Quote:
Confusingly, in public-health circles, the word airborne has a technical meaning that’s not just “carried through the air.” When people are infected with respiratory viruses, they emit viral particles whenever they talk, breathe, cough, or sneeze. These particles are encased in globs of mucus, saliva, and water. Bigger globs fall faster than they evaporate, so they splash down nearby—these are traditionally called “droplets.” Smaller globs evaporate faster than they fall, leaving dried-out viruses that linger in the air and drift farther afield—these are called “aerosols.” When researchers say a virus is “airborne,” like measles or chickenpox, they mean that it moves as aerosols. When the World Health Organization asserts that the new coronavirus is “NOT airborne,” it’s claiming that the virus instead spreads primarily through the close-splashing droplets, which either land directly on people’s faces or are carried to their faces by unwashed, contaminated hands.

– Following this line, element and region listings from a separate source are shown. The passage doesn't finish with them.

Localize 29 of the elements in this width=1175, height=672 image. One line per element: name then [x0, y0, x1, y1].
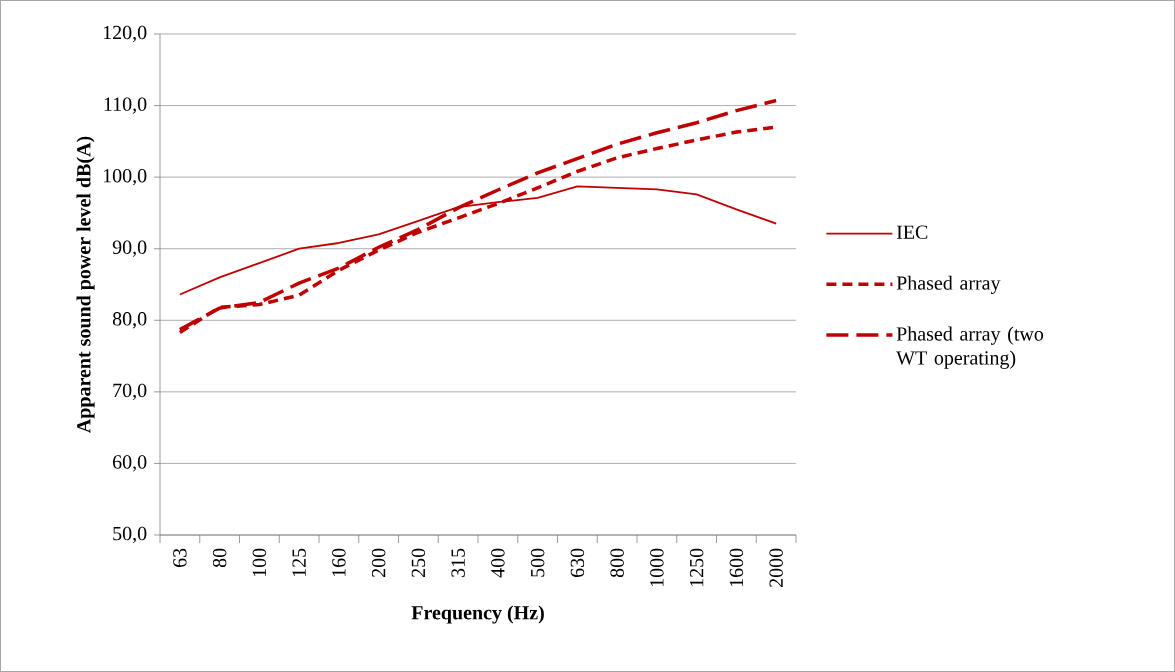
- x-tick-label: 80: [212, 548, 227, 568]
- y-tick-label: 110,0: [104, 97, 147, 114]
- x-tick-label: 400: [491, 548, 505, 578]
- legend-label: IEC: [896, 225, 928, 239]
- y-tick-label: 70,0: [113, 383, 147, 401]
- x-tick-label: 630: [570, 548, 585, 577]
- y-tick-label: 80,0: [112, 312, 147, 329]
- x-tick-label: 125: [292, 548, 306, 577]
- x-tick-label: 1000: [650, 548, 664, 587]
- y-tick-label: 50,0: [113, 526, 147, 544]
- x-tick-label: 800: [610, 548, 624, 578]
- x-tick-label: 200: [371, 548, 386, 577]
- legend-label: Phased array (two WT operating): [896, 326, 1044, 369]
- y-tick-label: 60,0: [113, 455, 147, 472]
- x-tick-label: 160: [332, 548, 346, 577]
- x-tick-label: 315: [451, 548, 465, 577]
- y-tick-label: 90,0: [112, 240, 147, 257]
- y-tick-label: 100,0: [103, 168, 147, 186]
- x-tick-label: 250: [411, 548, 426, 577]
- y-tick-label: 120,0: [103, 25, 147, 43]
- x-tick-label: 63: [173, 548, 187, 567]
- y-axis-title: Apparent sound power level dB(A): [76, 136, 95, 434]
- x-tick-label: 1250: [689, 548, 704, 587]
- x-tick-label: 500: [530, 548, 545, 577]
- x-tick-label: 1600: [729, 548, 744, 587]
- x-axis-title: Frequency (Hz): [411, 605, 544, 624]
- x-tick-label: 2000: [769, 548, 783, 587]
- legend-label: Phased array: [896, 275, 1001, 294]
- x-tick-label: 100: [252, 548, 267, 577]
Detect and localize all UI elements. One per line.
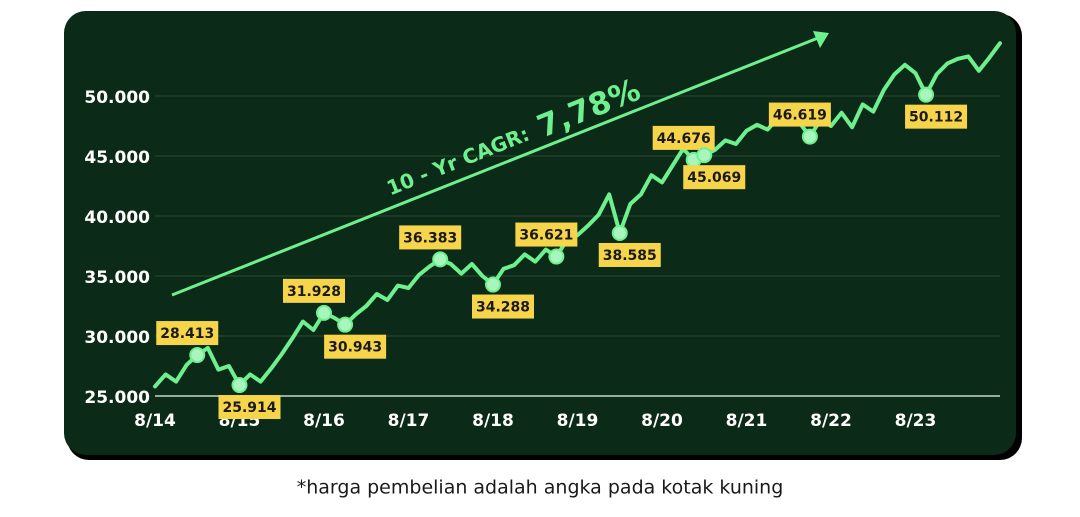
value-label: 31.928 [287, 284, 341, 300]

Such messaging is “really irresponsible,” argues Don Milton, an expert in aerosol transmission at the University of Maryland. The scientific community doesn’t even agree about whether aerosol transmission matters for the flu, so “to say that after three months we know for sure that this [new] virus is not airborne is … expletive deleted,” he says. Milton and other experts who study how viruses move through the air say that the traditional distinction between big, short-range droplets and small, long-range aerosols is based on outdated science. Lydia Bourouiba of MIT, for instance, has shown that exhalations, sneezes, and coughs unleash swirling, fast-moving clouds of both droplets and aerosols, which travel many meters farther than older studies predicted. Both kinds of glob also matter over shorter distances: Someone standing next to a person with COVID-19 is more likely to be splashed by droplets and to inhale aerosols.